The Computer Pointer Controller project uses the direction of the eyes in a gaze to move the mouse. To achieve this, four models are used together and these are comouter vision models. The models used are the face detection model, the landmark detection model, the headpose estimation model and gaze estimation model. The models produce some coordinates which is used to move the mouse pointer and the coordinates represent the direction of the eye gaze.

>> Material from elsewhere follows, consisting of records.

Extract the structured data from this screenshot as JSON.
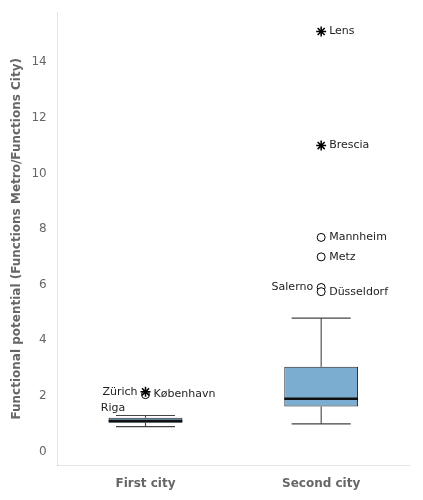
{
  "chart_data": {
    "type": "box",
    "ylabel": "Functional potential (Functions Metro/Functions City)",
    "categories": [
      "First city",
      "Second city"
    ],
    "color": "#7aadcf",
    "boxes": [
      {
        "med": 1.1,
        "q1": 1.04,
        "q3": 1.22,
        "whislo": 0.9,
        "whishi": 1.3
      },
      {
        "med": 1.9,
        "q1": 1.62,
        "q3": 3.05,
        "whislo": 1.0,
        "whishi": 4.8
      }
    ],
    "outliers": [
      [
        {
          "value": 2.15,
          "label": "Zürich",
          "marker": "star"
        },
        {
          "value": 2.05,
          "label": "København",
          "marker": "circle"
        }
      ],
      [
        {
          "value": 11.0,
          "label": "Brescia",
          "marker": "star"
        },
        {
          "value": 15.1,
          "label": "Lens",
          "marker": "star"
        },
        {
          "value": 5.9,
          "label": "Salerno",
          "marker": "circle"
        },
        {
          "value": 5.75,
          "label": "Düsseldorf",
          "marker": "circle"
        },
        {
          "value": 7.0,
          "label": "Metz",
          "marker": "circle"
        },
        {
          "value": 7.7,
          "label": "Mannheim",
          "marker": "circle"
        }
      ]
    ],
    "annotations": [
      [
        {
          "value": 1.55,
          "label": "Riga"
        }
      ],
      []
    ],
    "ylim": [
      -0.5,
      15.8
    ],
    "yticks": [
      0,
      2,
      4,
      6,
      8,
      10,
      12,
      14
    ],
    "grid": false
  }
}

To set up this project, the first step will be to install OpenVINO
Then clone or download this repo.
After downloading the repo, run the command pip3 install requirements.txt to install the required packages.
Download the following models using the OpenVINO model downloader:
* Face detection model
python /opt/intel/openvino/deployment_tools/tools/model_downloader/downloader.py --name "face-detection-adas-binary-0001"
* Landmark regression model
python /opt/intel/openvino/deployment_tools/tools/model_downloader/downloader.py --name "landmarks-regression-retail-0009"
* Head-pose estimation model
python /opt/intel/openvino/deployment_tools/tools/model_downloader/downloader.py --name "head-pose-estimation-adas-0001"
* Gaze estimation model
python /opt/intel/openvino/deployment_tools/tools/model_downloader/downloader.py --name "gaze-estimation-adas-0002"
To run a demo of this model, first launch the terminal. Once that has been launched, go to the src folder in the cloned directory and then use the command below to run it.
To run the code using a demo video, use the command below
python3 main.py -inp ../bin/demo.mp4
To run the code using a webcam, use the command below
python3 main.py -inp cam
The only required command line argument is:
-inp, this is where the user indicates the path to the input if it is a video or indicates if it is a webcam
The user can use other commands to modify the default settings of the program. The optional command line arguments are:
-mfd, this sets the path to the face detection model
-mld, this sets the path to the landmark detection model
-mhp, this sets the path to the head-pose estimation model
-mgd, this sets the path to the gaze estimation model
-lay, this sets the path for targeted custom layers (MKLDNN)
-dev, target device type could be CPU, FPGA
-perf, this sets the path that stores the statistics of performance i.e. inference time, frames per second, and model loading time.
-vf, specify flags from mfd, mld, mhp, mgd e.g. -vf mfd mld mhp mgd so the output of the models can be visualised. Ensure that each flag is separated by a space.
This is the structure of the project.
The images below show the performance of the different models with the different precision types.
The face detection model across all the precision model types has the most latency. This means that the inference speed of the four models combined is highly dependent on the inference speed of the face detection model. Also, as the precision increases, the frames processed per second inccreases and we see that as the precision increases there is an increase in the computational resources required.
Looking at the three precisions, we see that FP32 has the highest accuracy. This is evident in the gaze estimation output. The gaze estimation model is the last to be utilised in the project and as such the precision losses are accumulated right from the first model to the last model (the gaze estimation model).
Multiple people in the video frame or the webcam frame might cause disruptions in the flow of inference if neither of the faces can be seen clearly. However, if the faces are detectible, then the first detected face will be used.
In the event of poor ligtning, the project will log a message indicating that the face cannot be detected as a result of poor lights. There will also be an indication when the eyes cannot be seen even if the face is detected.